Распахиваю одно одеяло. Не легчает. Распахиваю второе и начинаю мечтать выпить стакан ледяной воды.

В итоге встаю с постели, плетусь к окну и чуть его приоткрываю. С наслаждением вдыхаю холодный воздух, как вдруг раздаётся стук в дверь.

Вот чёрт!

Как ошалелая несусь обратно в постель. Закутываюсь в одеяла как в паранджу и, сделав истощенный голос, отвечаю:

— Войдите.

— Маша, что делаешь? Можно к тебе? — в комнату заглядывают Тася с Васей и тут же подбегают к кровати. — А мы тебе рисунок нарисовали.

Забравшись на постель, девочки протягивают мне листок. На нём изображена девочка на льду, которая, по всей видимости, орёт и падает. Вокруг девочки в красный круг обведён флажок, зачёркнут линиями прорубь и ещё какие-то знаки запрета.

— Это тебе памятка безопасности. Чтобы ты больше не упала в воду, — поясняет Вася.

— Спасибо, девочки. Я сохраню это себе.

Правда, эта памятка может мне больше никогда не понадобиться. К сожалению…

— Ужин готов, — сообщает Миша, зайдя в спальню и бросив на нас с девочками хмурый взгляд. — Я же сказал, Машу пока не беспокоить.

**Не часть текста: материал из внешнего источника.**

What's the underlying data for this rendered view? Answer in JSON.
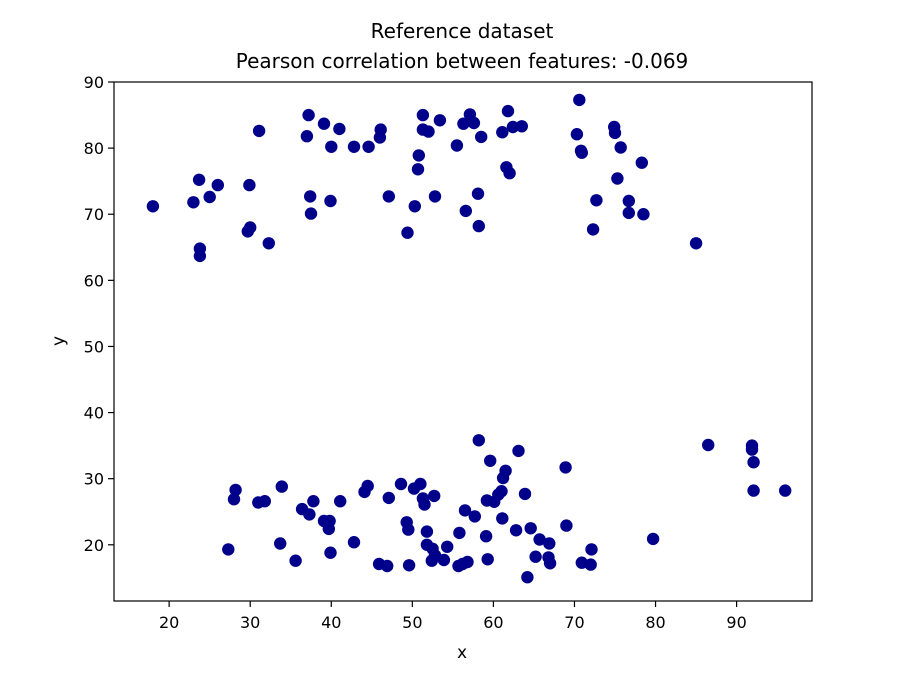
{
  "chart_data": {
    "type": "scatter",
    "title": "Reference dataset",
    "subtitle": "Pearson correlation between features: -0.069",
    "xlabel": "x",
    "ylabel": "y",
    "xlim": [
      13.2,
      99.3
    ],
    "ylim": [
      11.5,
      90.0
    ],
    "xticks": [
      20,
      30,
      40,
      50,
      60,
      70,
      80,
      90
    ],
    "yticks": [
      20,
      30,
      40,
      50,
      60,
      70,
      80,
      90
    ],
    "grid": false,
    "marker_color": "#00008b",
    "series": [
      {
        "points": [
          [
            18.0,
            71.2
          ],
          [
            23.0,
            71.8
          ],
          [
            23.7,
            75.2
          ],
          [
            23.8,
            64.8
          ],
          [
            23.8,
            63.7
          ],
          [
            25.0,
            72.6
          ],
          [
            26.0,
            74.4
          ],
          [
            29.7,
            67.4
          ],
          [
            30.0,
            68.0
          ],
          [
            29.9,
            74.4
          ],
          [
            31.1,
            82.6
          ],
          [
            32.3,
            65.6
          ],
          [
            37.2,
            85.0
          ],
          [
            37.0,
            81.8
          ],
          [
            37.4,
            72.7
          ],
          [
            37.5,
            70.1
          ],
          [
            39.1,
            83.7
          ],
          [
            40.0,
            80.2
          ],
          [
            39.9,
            72.0
          ],
          [
            41.0,
            82.9
          ],
          [
            42.8,
            80.2
          ],
          [
            44.6,
            80.2
          ],
          [
            46.0,
            81.6
          ],
          [
            46.1,
            82.8
          ],
          [
            47.1,
            72.7
          ],
          [
            49.4,
            67.2
          ],
          [
            50.3,
            71.2
          ],
          [
            50.7,
            76.8
          ],
          [
            50.8,
            78.9
          ],
          [
            51.3,
            85.0
          ],
          [
            51.3,
            82.8
          ],
          [
            52.0,
            82.5
          ],
          [
            52.8,
            72.7
          ],
          [
            53.4,
            84.2
          ],
          [
            55.5,
            80.4
          ],
          [
            56.3,
            83.7
          ],
          [
            56.6,
            70.5
          ],
          [
            57.1,
            85.1
          ],
          [
            57.6,
            83.8
          ],
          [
            58.1,
            73.1
          ],
          [
            58.2,
            68.2
          ],
          [
            58.5,
            81.7
          ],
          [
            61.1,
            82.4
          ],
          [
            61.6,
            77.1
          ],
          [
            61.8,
            85.6
          ],
          [
            62.0,
            76.2
          ],
          [
            62.4,
            83.2
          ],
          [
            63.5,
            83.3
          ],
          [
            70.3,
            82.1
          ],
          [
            70.6,
            87.3
          ],
          [
            70.8,
            79.6
          ],
          [
            70.9,
            79.3
          ],
          [
            72.3,
            67.7
          ],
          [
            72.7,
            72.1
          ],
          [
            74.9,
            83.2
          ],
          [
            75.0,
            82.3
          ],
          [
            75.3,
            75.4
          ],
          [
            75.7,
            80.1
          ],
          [
            76.7,
            72.0
          ],
          [
            76.7,
            70.2
          ],
          [
            78.3,
            77.8
          ],
          [
            78.5,
            70.0
          ],
          [
            85.0,
            65.6
          ],
          [
            27.3,
            19.3
          ],
          [
            28.0,
            26.9
          ],
          [
            28.2,
            28.3
          ],
          [
            31.0,
            26.4
          ],
          [
            31.8,
            26.6
          ],
          [
            33.7,
            20.2
          ],
          [
            33.9,
            28.8
          ],
          [
            35.6,
            17.6
          ],
          [
            36.4,
            25.4
          ],
          [
            37.3,
            24.6
          ],
          [
            37.8,
            26.6
          ],
          [
            39.1,
            23.6
          ],
          [
            39.7,
            22.4
          ],
          [
            39.8,
            23.6
          ],
          [
            39.9,
            18.8
          ],
          [
            41.1,
            26.6
          ],
          [
            42.8,
            20.4
          ],
          [
            44.1,
            28.0
          ],
          [
            44.5,
            28.9
          ],
          [
            45.9,
            17.1
          ],
          [
            46.9,
            16.8
          ],
          [
            47.1,
            27.1
          ],
          [
            48.6,
            29.2
          ],
          [
            49.3,
            23.4
          ],
          [
            49.5,
            22.3
          ],
          [
            49.6,
            16.9
          ],
          [
            50.2,
            28.5
          ],
          [
            51.0,
            29.2
          ],
          [
            51.3,
            27.0
          ],
          [
            51.5,
            26.1
          ],
          [
            51.8,
            22.0
          ],
          [
            51.8,
            20.0
          ],
          [
            52.4,
            17.6
          ],
          [
            52.5,
            19.4
          ],
          [
            52.7,
            27.4
          ],
          [
            52.8,
            18.4
          ],
          [
            53.9,
            17.7
          ],
          [
            54.3,
            19.7
          ],
          [
            55.7,
            16.8
          ],
          [
            55.8,
            21.8
          ],
          [
            56.2,
            17.1
          ],
          [
            56.5,
            25.2
          ],
          [
            56.8,
            17.4
          ],
          [
            57.7,
            24.3
          ],
          [
            58.2,
            35.8
          ],
          [
            59.1,
            21.3
          ],
          [
            59.2,
            26.7
          ],
          [
            59.3,
            17.8
          ],
          [
            59.6,
            32.7
          ],
          [
            60.1,
            26.5
          ],
          [
            60.6,
            27.6
          ],
          [
            61.0,
            28.1
          ],
          [
            61.1,
            24.0
          ],
          [
            61.2,
            30.1
          ],
          [
            61.5,
            31.2
          ],
          [
            62.8,
            22.2
          ],
          [
            63.1,
            34.2
          ],
          [
            63.9,
            27.7
          ],
          [
            64.2,
            15.1
          ],
          [
            64.6,
            22.5
          ],
          [
            65.2,
            18.2
          ],
          [
            65.7,
            20.8
          ],
          [
            66.8,
            18.1
          ],
          [
            66.9,
            20.2
          ],
          [
            67.0,
            17.2
          ],
          [
            68.9,
            31.7
          ],
          [
            69.0,
            22.9
          ],
          [
            70.9,
            17.3
          ],
          [
            72.0,
            17.0
          ],
          [
            72.1,
            19.3
          ],
          [
            79.7,
            20.9
          ],
          [
            86.5,
            35.1
          ],
          [
            91.9,
            35.0
          ],
          [
            91.9,
            34.4
          ],
          [
            92.1,
            32.5
          ],
          [
            92.1,
            28.2
          ],
          [
            96.0,
            28.2
          ]
        ]
      }
    ]
  }
}
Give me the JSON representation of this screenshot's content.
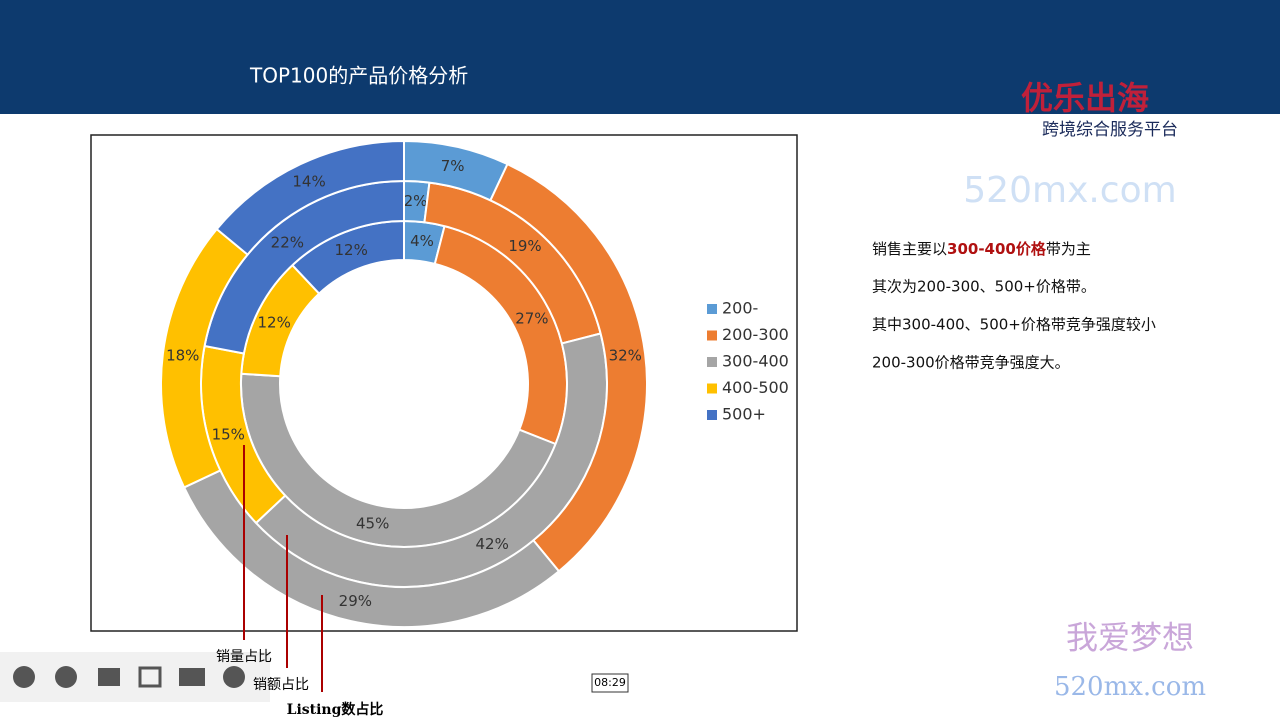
{
  "header": {
    "title": "TOP100的产品价格分析"
  },
  "chart_data": {
    "type": "donut",
    "categories": [
      "200-",
      "200-300",
      "300-400",
      "400-500",
      "500+"
    ],
    "colors": [
      "#5b9bd5",
      "#ed7d31",
      "#a5a5a5",
      "#ffc000",
      "#4472c4"
    ],
    "series": [
      {
        "name": "销量占比",
        "values": [
          4,
          27,
          45,
          12,
          12
        ],
        "value_labels": [
          "4%",
          "27%",
          "45%",
          "12%",
          "12%"
        ]
      },
      {
        "name": "销额占比",
        "values": [
          2,
          19,
          42,
          15,
          22
        ],
        "value_labels": [
          "2%",
          "19%",
          "42%",
          "15%",
          "22%"
        ]
      },
      {
        "name": "Listing数占比",
        "values": [
          7,
          32,
          29,
          18,
          14
        ],
        "value_labels": [
          "7%",
          "32%",
          "29%",
          "18%",
          "14%"
        ]
      }
    ],
    "legend": "right"
  },
  "notes": [
    {
      "before": "销售主要以",
      "highlight": "300-400价格",
      "after": "带为主"
    },
    "其次为200-300、500+价格带。",
    "其中300-400、500+价格带竞争强度较小",
    "200-300价格带竞争强度大。"
  ],
  "logo": {
    "brand": "优乐出海",
    "tagline": "跨境综合服务平台"
  },
  "watermark": {
    "cn": "我爱梦想",
    "site": "520mx.com"
  },
  "timestamp": "08:29"
}
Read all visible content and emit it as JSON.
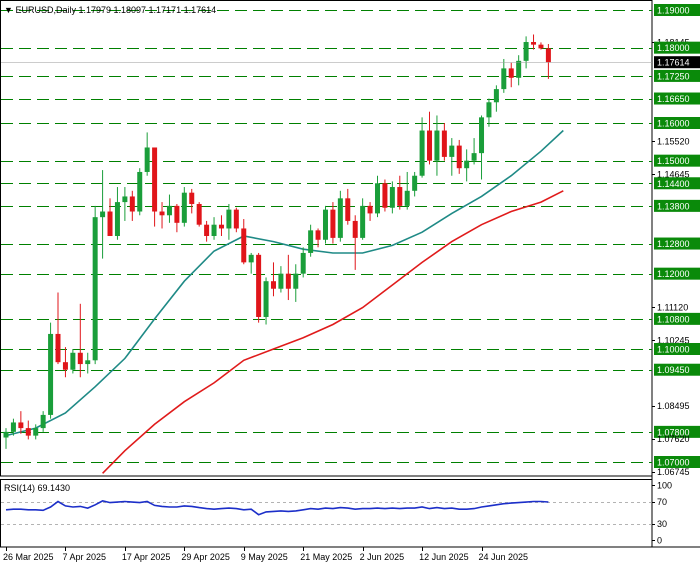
{
  "header": {
    "menu_arrow": "▼",
    "symbol": "EURUSD,Daily",
    "ohlc": "1.17979 1.18097 1.17171 1.17614"
  },
  "rsi_header": "RSI(14) 69.1430",
  "colors": {
    "bull": "#1a9e3a",
    "bear": "#e0151a",
    "level_line": "#008000",
    "level_tag": "#0a8a0a",
    "ma_fast": "#1f8a86",
    "ma_slow": "#e01b1b",
    "rsi_line": "#1c2fc9",
    "price_tag": "#000000"
  },
  "chart_data": [
    {
      "type": "candlestick",
      "title": "EURUSD,Daily",
      "ylim": [
        1.067,
        1.1935
      ],
      "y_ticks": [
        "1.19000",
        "1.18145",
        "1.18000",
        "1.17614",
        "1.17250",
        "1.16650",
        "1.16000",
        "1.15520",
        "1.15000",
        "1.14645",
        "1.14400",
        "1.13800",
        "1.12800",
        "1.12000",
        "1.11120",
        "1.10800",
        "1.10245",
        "1.10000",
        "1.09450",
        "1.08495",
        "1.07800",
        "1.07620",
        "1.07000",
        "1.06745"
      ],
      "levels": [
        1.19,
        1.18,
        1.1725,
        1.1665,
        1.16,
        1.15,
        1.144,
        1.138,
        1.128,
        1.12,
        1.108,
        1.1,
        1.0945,
        1.078,
        1.07
      ],
      "last_price": 1.17614,
      "x_labels": [
        {
          "label": "26 Mar 2025",
          "index": 0
        },
        {
          "label": "7 Apr 2025",
          "index": 8
        },
        {
          "label": "17 Apr 2025",
          "index": 16
        },
        {
          "label": "29 Apr 2025",
          "index": 24
        },
        {
          "label": "9 May 2025",
          "index": 32
        },
        {
          "label": "21 May 2025",
          "index": 40
        },
        {
          "label": "2 Jun 2025",
          "index": 48
        },
        {
          "label": "12 Jun 2025",
          "index": 56
        },
        {
          "label": "24 Jun 2025",
          "index": 64
        }
      ],
      "candles": [
        [
          1.0765,
          1.079,
          1.0735,
          1.078
        ],
        [
          1.078,
          1.0815,
          1.077,
          1.0805
        ],
        [
          1.0805,
          1.0835,
          1.0775,
          1.079
        ],
        [
          1.079,
          1.081,
          1.076,
          1.077
        ],
        [
          1.077,
          1.08,
          1.076,
          1.079
        ],
        [
          1.079,
          1.0835,
          1.078,
          1.0825
        ],
        [
          1.0825,
          1.107,
          1.0815,
          1.104
        ],
        [
          1.104,
          1.115,
          1.096,
          1.0965
        ],
        [
          1.0965,
          1.1005,
          1.0925,
          1.0945
        ],
        [
          1.0945,
          1.1,
          1.0935,
          1.099
        ],
        [
          1.099,
          1.112,
          1.0925,
          1.096
        ],
        [
          1.096,
          1.099,
          1.0935,
          1.097
        ],
        [
          1.097,
          1.138,
          1.096,
          1.135
        ],
        [
          1.135,
          1.1475,
          1.124,
          1.1365
        ],
        [
          1.1365,
          1.14,
          1.13,
          1.13
        ],
        [
          1.13,
          1.143,
          1.129,
          1.139
        ],
        [
          1.139,
          1.143,
          1.134,
          1.1405
        ],
        [
          1.1405,
          1.142,
          1.134,
          1.1365
        ],
        [
          1.1365,
          1.148,
          1.1355,
          1.147
        ],
        [
          1.147,
          1.1575,
          1.146,
          1.1535
        ],
        [
          1.1535,
          1.1535,
          1.1325,
          1.1365
        ],
        [
          1.1365,
          1.139,
          1.132,
          1.1355
        ],
        [
          1.1355,
          1.141,
          1.1335,
          1.138
        ],
        [
          1.138,
          1.1385,
          1.131,
          1.1335
        ],
        [
          1.1335,
          1.143,
          1.1325,
          1.1415
        ],
        [
          1.1415,
          1.1425,
          1.136,
          1.1385
        ],
        [
          1.1385,
          1.139,
          1.1325,
          1.133
        ],
        [
          1.133,
          1.134,
          1.1285,
          1.13
        ],
        [
          1.13,
          1.135,
          1.129,
          1.133
        ],
        [
          1.133,
          1.1355,
          1.13,
          1.132
        ],
        [
          1.132,
          1.1385,
          1.129,
          1.137
        ],
        [
          1.137,
          1.1375,
          1.131,
          1.132
        ],
        [
          1.132,
          1.1345,
          1.1225,
          1.123
        ],
        [
          1.123,
          1.1255,
          1.12,
          1.125
        ],
        [
          1.125,
          1.1255,
          1.107,
          1.1085
        ],
        [
          1.1085,
          1.119,
          1.1065,
          1.118
        ],
        [
          1.118,
          1.123,
          1.114,
          1.116
        ],
        [
          1.116,
          1.122,
          1.115,
          1.12
        ],
        [
          1.12,
          1.125,
          1.113,
          1.116
        ],
        [
          1.116,
          1.1225,
          1.1125,
          1.12
        ],
        [
          1.12,
          1.127,
          1.119,
          1.1255
        ],
        [
          1.1255,
          1.133,
          1.1245,
          1.1315
        ],
        [
          1.1315,
          1.132,
          1.127,
          1.129
        ],
        [
          1.129,
          1.138,
          1.128,
          1.137
        ],
        [
          1.137,
          1.139,
          1.128,
          1.1295
        ],
        [
          1.1295,
          1.142,
          1.1285,
          1.14
        ],
        [
          1.14,
          1.1425,
          1.133,
          1.134
        ],
        [
          1.134,
          1.1355,
          1.121,
          1.1295
        ],
        [
          1.1295,
          1.14,
          1.129,
          1.138
        ],
        [
          1.138,
          1.139,
          1.134,
          1.136
        ],
        [
          1.136,
          1.146,
          1.135,
          1.144
        ],
        [
          1.144,
          1.145,
          1.1365,
          1.1375
        ],
        [
          1.1375,
          1.1445,
          1.136,
          1.143
        ],
        [
          1.143,
          1.146,
          1.137,
          1.138
        ],
        [
          1.138,
          1.147,
          1.137,
          1.142
        ],
        [
          1.142,
          1.147,
          1.1405,
          1.146
        ],
        [
          1.146,
          1.1615,
          1.1455,
          1.158
        ],
        [
          1.158,
          1.163,
          1.149,
          1.15
        ],
        [
          1.15,
          1.162,
          1.146,
          1.158
        ],
        [
          1.158,
          1.16,
          1.15,
          1.151
        ],
        [
          1.151,
          1.156,
          1.146,
          1.154
        ],
        [
          1.154,
          1.1555,
          1.1465,
          1.148
        ],
        [
          1.148,
          1.153,
          1.1445,
          1.15
        ],
        [
          1.15,
          1.156,
          1.149,
          1.152
        ],
        [
          1.152,
          1.162,
          1.145,
          1.1615
        ],
        [
          1.1615,
          1.1665,
          1.159,
          1.1655
        ],
        [
          1.1655,
          1.17,
          1.163,
          1.169
        ],
        [
          1.169,
          1.177,
          1.168,
          1.1745
        ],
        [
          1.1745,
          1.176,
          1.1695,
          1.172
        ],
        [
          1.172,
          1.178,
          1.17,
          1.1765
        ],
        [
          1.1765,
          1.183,
          1.1745,
          1.1815
        ],
        [
          1.1815,
          1.1835,
          1.1795,
          1.1808
        ],
        [
          1.1808,
          1.1814,
          1.1795,
          1.1798
        ],
        [
          1.17979,
          1.18097,
          1.17171,
          1.17614
        ]
      ],
      "ma_fast": [
        [
          0,
          1.077
        ],
        [
          4,
          1.079
        ],
        [
          8,
          1.083
        ],
        [
          12,
          1.09
        ],
        [
          16,
          1.0975
        ],
        [
          20,
          1.108
        ],
        [
          24,
          1.118
        ],
        [
          28,
          1.126
        ],
        [
          32,
          1.13
        ],
        [
          36,
          1.1285
        ],
        [
          40,
          1.1265
        ],
        [
          44,
          1.1255
        ],
        [
          48,
          1.1255
        ],
        [
          52,
          1.1275
        ],
        [
          56,
          1.131
        ],
        [
          60,
          1.136
        ],
        [
          64,
          1.1405
        ],
        [
          68,
          1.146
        ],
        [
          72,
          1.1525
        ],
        [
          75,
          1.158
        ]
      ],
      "ma_slow": [
        [
          13,
          1.067
        ],
        [
          16,
          1.073
        ],
        [
          20,
          1.08
        ],
        [
          24,
          1.086
        ],
        [
          28,
          1.091
        ],
        [
          32,
          1.097
        ],
        [
          36,
          1.1
        ],
        [
          40,
          1.103
        ],
        [
          44,
          1.1065
        ],
        [
          48,
          1.111
        ],
        [
          52,
          1.117
        ],
        [
          56,
          1.123
        ],
        [
          60,
          1.1285
        ],
        [
          64,
          1.133
        ],
        [
          68,
          1.1365
        ],
        [
          72,
          1.139
        ],
        [
          75,
          1.142
        ]
      ]
    },
    {
      "type": "line",
      "title": "RSI(14) 69.1430",
      "ylim": [
        0,
        100
      ],
      "y_ticks": [
        100,
        70,
        30,
        0
      ],
      "levels": [
        70,
        30
      ],
      "values": [
        55,
        56,
        56,
        55,
        55,
        54,
        60,
        70,
        62,
        60,
        61,
        58,
        64,
        71,
        68,
        69,
        70,
        69,
        68,
        70,
        63,
        61,
        60,
        60,
        62,
        61,
        59,
        57,
        56,
        57,
        58,
        57,
        55,
        56,
        46,
        51,
        52,
        53,
        52,
        53,
        55,
        57,
        56,
        58,
        57,
        59,
        58,
        56,
        57,
        57,
        58,
        57,
        58,
        57,
        58,
        58,
        60,
        57,
        59,
        57,
        58,
        56,
        56,
        57,
        60,
        62,
        64,
        66,
        67,
        68,
        69,
        70,
        70,
        69.143
      ]
    }
  ]
}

Бинго! Значит, он всё-таки за меня переживает!

— Мы рисунок нарисовали, пап. Чтобы Маша больше не падала.

— Всё нормально, Миш. Я в порядке, — встаю на защиту девочек, взмахнув рисунком.

— Раз в порядке, тогда пошли ужинать.

Тася с Васей тут же убегают на кухню, а я остаюсь сидеть на постели.

Нужно что-нибудь придумать. Ну, как-нибудь его спровоцировать хоть на какие-то эмоции, иначе я так с ума сойду от догадок, что там творится в его бородатой голове!

Только вот как?

Неужели он настолько сильно на меня злится?! Всё-таки я пострадала…

— Я, наверное, не пойду ужинать. У меня всё ещё слабость.

— Ладно. Тогда полежи.

Что значит «ладно, тогда полежи»?! И это всё что ли?!

— Хотя есть вроде так хочется…

— Сейчас принесу сюда, — сводит брови на переносице и выходит.

От обиды и отчаяния аж заплакать хочется.

Я всё испортила! Ну почему я такая неуклюжая и невнимательная?! И ведь не была же такой! В смысле вообще никогда! Чёрт, да я в шесть лет заново ходить научилась, ну что сейчас-то вдруг пошло не так?!

Миша приносит тарелку с макаронами по-флотски и ставит на прикроватную тумбу.

— Ещё что-нибудь?

— Можно ещё… градусник?

— У тебя температура? — сдвигает брови на переносице.

— Что-то знобит. Надо проверить.

Пока Миша ходит за градусником, я набираю полный рот горячих макарон, что аж слёзы на глазах выступают. Чёрт как горячо-то!